Arthur was SO thrilled to have his plaster cast off! He just squealed and smiled at everyone. He did lots of hunching his shoulders up and clenching his fists while he was grinning soooo wide, it was THAT exciting for him! He walked through the hospital back to the car and was so happy and noisy about it all the way :) When we got home he just raced about doing all the things he hasn't been able to do for a week. He did a LOT of climbing on the sofas, and sat playing with pans on the kitchen floor with both legs bent right up under him, smiling and smiling. By bedtime he was completely hyper and desperate to play "escape from Mummy and Daddy" every time we tried to pick him up, or hold him still to change him or brush his teeth, and he even continued like that when the lights were out and I was nursing him. He just wouldn't calm down for sleep and in the end got really frustrated that we were insisting on sleepy time, and then there was lots of tired-and-wired-little-boy crying and tantrums, followed by sudden and exhausted sleep!

Sweet little love. I love his exuberance and his excitement and energy over everything. Even when it means I get tired as a result! I love him so much. He is just this little wriggly, vibrant, moving-blur of a gem in every waking moment of my life. Even when he is driving me crazy. He is so precious. I love him soooo much.

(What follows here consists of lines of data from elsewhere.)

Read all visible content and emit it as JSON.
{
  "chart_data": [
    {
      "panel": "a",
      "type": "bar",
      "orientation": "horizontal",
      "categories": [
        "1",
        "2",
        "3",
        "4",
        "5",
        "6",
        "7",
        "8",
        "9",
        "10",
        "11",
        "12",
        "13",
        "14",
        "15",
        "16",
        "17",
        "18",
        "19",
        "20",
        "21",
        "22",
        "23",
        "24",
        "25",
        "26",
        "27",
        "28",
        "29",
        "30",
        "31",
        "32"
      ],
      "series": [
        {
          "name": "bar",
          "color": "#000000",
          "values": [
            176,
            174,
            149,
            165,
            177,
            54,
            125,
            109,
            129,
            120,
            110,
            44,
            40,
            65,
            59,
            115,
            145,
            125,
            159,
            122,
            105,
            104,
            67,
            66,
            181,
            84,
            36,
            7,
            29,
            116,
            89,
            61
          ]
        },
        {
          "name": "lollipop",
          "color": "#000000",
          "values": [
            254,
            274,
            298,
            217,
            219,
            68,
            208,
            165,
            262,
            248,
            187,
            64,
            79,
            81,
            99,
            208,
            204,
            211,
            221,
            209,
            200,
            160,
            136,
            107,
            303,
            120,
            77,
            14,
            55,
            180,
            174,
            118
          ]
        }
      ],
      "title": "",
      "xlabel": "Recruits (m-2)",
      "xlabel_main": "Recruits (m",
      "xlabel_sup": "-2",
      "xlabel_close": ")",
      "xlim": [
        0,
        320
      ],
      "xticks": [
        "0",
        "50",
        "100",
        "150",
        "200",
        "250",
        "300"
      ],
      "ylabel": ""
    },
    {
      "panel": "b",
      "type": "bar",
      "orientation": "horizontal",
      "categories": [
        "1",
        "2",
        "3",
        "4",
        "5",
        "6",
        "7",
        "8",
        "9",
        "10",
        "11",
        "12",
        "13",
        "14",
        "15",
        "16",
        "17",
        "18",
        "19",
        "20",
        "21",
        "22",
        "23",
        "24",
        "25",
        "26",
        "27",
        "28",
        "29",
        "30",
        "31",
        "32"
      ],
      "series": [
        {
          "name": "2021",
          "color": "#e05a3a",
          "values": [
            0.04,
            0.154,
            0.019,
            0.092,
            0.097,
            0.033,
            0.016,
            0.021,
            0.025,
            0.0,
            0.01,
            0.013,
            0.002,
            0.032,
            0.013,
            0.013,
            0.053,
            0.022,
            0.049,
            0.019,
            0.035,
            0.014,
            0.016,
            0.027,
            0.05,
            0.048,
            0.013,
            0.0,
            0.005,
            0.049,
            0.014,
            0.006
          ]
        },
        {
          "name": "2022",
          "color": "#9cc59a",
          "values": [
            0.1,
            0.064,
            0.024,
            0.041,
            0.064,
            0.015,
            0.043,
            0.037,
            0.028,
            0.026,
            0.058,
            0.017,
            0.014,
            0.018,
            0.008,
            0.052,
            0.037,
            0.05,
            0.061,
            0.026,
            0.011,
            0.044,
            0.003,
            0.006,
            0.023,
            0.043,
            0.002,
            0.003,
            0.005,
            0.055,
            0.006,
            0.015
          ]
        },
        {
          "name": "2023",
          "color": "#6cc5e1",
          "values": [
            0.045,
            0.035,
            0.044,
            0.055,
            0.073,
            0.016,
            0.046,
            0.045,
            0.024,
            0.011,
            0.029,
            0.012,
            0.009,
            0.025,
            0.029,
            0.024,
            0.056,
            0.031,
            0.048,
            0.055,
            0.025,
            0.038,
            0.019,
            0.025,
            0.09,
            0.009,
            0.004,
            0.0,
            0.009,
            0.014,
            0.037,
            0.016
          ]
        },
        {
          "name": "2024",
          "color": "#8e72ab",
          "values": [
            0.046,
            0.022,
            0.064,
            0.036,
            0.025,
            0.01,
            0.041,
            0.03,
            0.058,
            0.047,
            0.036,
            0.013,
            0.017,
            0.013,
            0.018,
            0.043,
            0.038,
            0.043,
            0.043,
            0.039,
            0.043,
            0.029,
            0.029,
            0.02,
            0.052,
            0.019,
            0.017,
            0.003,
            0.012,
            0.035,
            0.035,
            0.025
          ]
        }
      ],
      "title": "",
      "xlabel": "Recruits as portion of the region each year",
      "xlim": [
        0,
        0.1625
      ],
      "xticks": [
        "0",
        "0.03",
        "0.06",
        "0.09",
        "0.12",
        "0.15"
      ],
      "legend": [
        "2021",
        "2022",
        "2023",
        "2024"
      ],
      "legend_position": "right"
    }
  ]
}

I have way more to write about and catch up on, but it's getting late and I should go to bed. Or maybe just cut out that fleece for a wrap.... Or just be sensible and GO TO BED!! ;) I need to update my pregnancy diary asap. And I need to change my 14-month breastfeeding milestone blinkie to a 15-month one :) I am still nursing Arthur just as frequently as ever, and for just as long each time he nurses, even though I'm not producing even one DROP of milk any more! I'm glad he's still going! But I can't wait for my breasts to actually produce something again, even colostrum would be nice! I like for Arthur to get something when he sucks. But he likes the comfort, which is fine by me. I nurse him on waking (between 6 and 7am), for his after-lunch nap, and at bedtime. Also whenever he wakes in the evening up until about midnight. And any time he asks for it in the day, which varies. Usually he asks at least 3 or 4 times, mostly in the afternoon. Those occasions are just nursing on the go, and they don't tend to last long before he's off again! Those are also the upright nursing sessions, where he stands or sits or kneels to nurse, and where I have to constantly remind him to keep still (which makes absolutely no difference!) as he likes to climb all over me and look around in all directions, all while attached to my nipple! Ow. So anyway. I still say I'm breastfeeding, though the "feeding" part of the word feels like I am not eligible to say it. We're just waiting for the milk to arrive, or colostrum or whatever. Then I'll feel okay to call it actual breastFEEDING again! I just say "nursing" for now. But 15 months anyway :) Yay!